オレと泰河は、とりあえず 残りの蝗抜きをする。


修行僧の格好した集団は、四郎が近づくと

大人しく胸元を見せた。


「えらい 素直だよな... 」

「四郎が怖いんだろ。ミカエルもいるしさぁ」


サクサク蝗抜きしてたら、榊が 修行僧に

「このように沸き出ておきながら

大人しいではないか」って 言ってみたら

「ここに着いてから、“何故 めいを待っているのか” と、疑問に思うた」って 答えた。


「清き光に焼かれ、逃げねばならぬことになり

人に憑くことはまぬれたが... 」

「得体の知れぬ囲いであるが、頭の靄は晴れた」


予想したように、ミカエルの炙りで

人に憑いてたヤツも 離れて逃げたりして

天空霊で遮断すれば、天狗の命の影響も薄まるみたいだ。


修行僧の妖したちは、徳のない僧として 天狗道に堕ちた天狗僧だけど、六道に戻りたくて修行していた っていう。


「ようやく、手足が戻ったのだ」

「あとは 目が開けば... 」

「人などに憑けば、また失おう」


網代笠に隠れている目は、まだ開いてないようだけど、真面目に修行してたっぽい。


「けど今、現世にいるよな?」


泰河は、六道に戻ってるじゃん って

言いたいみたいだけど

「えー、それはさぁ、おまえが エデンとか天に

入り込んじまったみたいなものなんじゃね?」って 言ってみる。


「そうか、蝗に引っ張られただけだもんな...

なら 蝗抜いたから、天狗道に戻っちまうんじゃねぇの?」


天狗修行僧たちは「それは 仕方あるまい」

「修行である」って 言ってるけど

今戻って、また蝗 配られて呑んでも困るしさぁ。


「よし。新しい避難所として

二の山の洋館の敷地を 天空霊で囲む」


公園の入口んとこで、シェムハザと話したミカエルが、ぬらりのじいちゃんと戻って来た。
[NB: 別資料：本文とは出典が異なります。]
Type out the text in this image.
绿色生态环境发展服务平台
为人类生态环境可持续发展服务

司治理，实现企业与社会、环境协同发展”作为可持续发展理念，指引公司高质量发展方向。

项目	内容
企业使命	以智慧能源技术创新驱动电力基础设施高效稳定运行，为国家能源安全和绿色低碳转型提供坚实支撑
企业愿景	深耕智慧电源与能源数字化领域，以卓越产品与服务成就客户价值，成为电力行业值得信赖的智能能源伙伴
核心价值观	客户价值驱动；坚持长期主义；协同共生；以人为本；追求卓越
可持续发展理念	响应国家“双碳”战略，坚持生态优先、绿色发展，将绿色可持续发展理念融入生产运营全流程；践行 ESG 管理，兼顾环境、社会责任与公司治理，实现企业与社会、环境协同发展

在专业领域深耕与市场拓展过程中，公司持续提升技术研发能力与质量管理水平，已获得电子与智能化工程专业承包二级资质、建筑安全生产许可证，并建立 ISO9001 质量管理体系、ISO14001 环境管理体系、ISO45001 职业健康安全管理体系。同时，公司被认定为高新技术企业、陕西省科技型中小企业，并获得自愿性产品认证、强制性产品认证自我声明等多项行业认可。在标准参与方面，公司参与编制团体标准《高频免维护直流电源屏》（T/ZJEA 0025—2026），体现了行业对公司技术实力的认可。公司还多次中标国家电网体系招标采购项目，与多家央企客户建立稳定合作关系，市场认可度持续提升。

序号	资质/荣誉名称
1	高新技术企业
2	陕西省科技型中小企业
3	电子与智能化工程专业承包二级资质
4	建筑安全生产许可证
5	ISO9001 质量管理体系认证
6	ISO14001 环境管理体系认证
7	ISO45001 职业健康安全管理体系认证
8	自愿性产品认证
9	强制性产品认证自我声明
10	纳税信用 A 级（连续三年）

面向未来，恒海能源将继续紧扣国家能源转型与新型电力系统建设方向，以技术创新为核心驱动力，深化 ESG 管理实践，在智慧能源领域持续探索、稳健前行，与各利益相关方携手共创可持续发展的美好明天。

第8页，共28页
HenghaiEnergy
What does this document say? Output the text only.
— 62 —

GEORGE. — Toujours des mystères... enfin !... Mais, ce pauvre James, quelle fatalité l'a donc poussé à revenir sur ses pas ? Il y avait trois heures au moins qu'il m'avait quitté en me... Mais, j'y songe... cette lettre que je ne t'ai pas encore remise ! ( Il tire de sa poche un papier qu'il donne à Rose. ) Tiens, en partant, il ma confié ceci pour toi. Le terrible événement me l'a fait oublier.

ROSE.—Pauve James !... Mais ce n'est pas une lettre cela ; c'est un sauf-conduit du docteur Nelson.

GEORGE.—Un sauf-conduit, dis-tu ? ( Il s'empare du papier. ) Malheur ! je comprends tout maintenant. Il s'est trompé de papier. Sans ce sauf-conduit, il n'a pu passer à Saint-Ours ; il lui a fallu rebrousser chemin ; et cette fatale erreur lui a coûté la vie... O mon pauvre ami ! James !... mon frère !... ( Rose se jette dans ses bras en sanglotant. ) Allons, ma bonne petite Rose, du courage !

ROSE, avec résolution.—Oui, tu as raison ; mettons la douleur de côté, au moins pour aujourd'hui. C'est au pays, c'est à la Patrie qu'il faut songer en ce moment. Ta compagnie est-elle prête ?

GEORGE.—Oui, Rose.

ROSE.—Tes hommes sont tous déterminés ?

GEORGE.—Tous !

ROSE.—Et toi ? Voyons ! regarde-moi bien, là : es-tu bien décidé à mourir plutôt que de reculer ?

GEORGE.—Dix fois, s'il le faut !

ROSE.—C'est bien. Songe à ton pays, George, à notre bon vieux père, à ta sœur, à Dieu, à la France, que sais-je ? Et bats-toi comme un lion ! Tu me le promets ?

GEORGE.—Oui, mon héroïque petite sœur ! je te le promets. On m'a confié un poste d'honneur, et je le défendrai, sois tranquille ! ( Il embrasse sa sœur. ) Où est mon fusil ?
ここから二の山の洋館まで、天空霊を両脇に並べて 道を造り、蝗が抜けた妖したちに そこを歩かせて避難させる 計画っぽい。


「この件が解決したら、地中の霊道を開放する。

それまでは洋館に居ろよ? もう 利用されるな」


「では、抜けた者から 二の山へ向かえ」


シェムハザが入口から声を掛けると

妖したちが ぞろぞろと移動を始めた。


「百鬼夜行で御座いますね」と

四郎が、妖したちの背中を見送る。

豆腐持った子供の蝗出しして、その子も移動に加わると、ジェイドが 残念そうなツラになってるし。


片輪車や人面鴉、陰摩羅鬼おんもらきとかの モロなヤツらも

蝗抜きが済んで、ぬらりのじいちゃんも

「洋館で情報収集するかの」って、二の山に向かった。


公園から、道を造っている天空霊が分離されて

公園を囲っていた天空霊たちは、六山へ移動した。

次は、六山の霊獣の里を囲ませて

山を炙り、蝗憑きの妖したちを 街に降ろす。

また何ヵ所かに分けて 集合させて、蝗抜きして

二の山の洋館へ避難させる。


「じゃあ、炙って来るからな。

次は、一の山近くの公園に 移動しておくこと」と

ミカエルと 一緒に、シェムハザと四郎も消えた。


公園から出ると、公園がある場所を堺にして

もう 河川敷の方には、妖しが入れないように

榊が 結界で区切ってる。


「今夜は 一晩中、この作業だろうね」

「いろんなヤツが見れるのは 楽しいけどな」


移動のために、バスに乗り込もうとした時に

「待て」って ボティスが 乗るのを止めて

「さっき 公園に、青毛猿は居たか?」と 聞いた。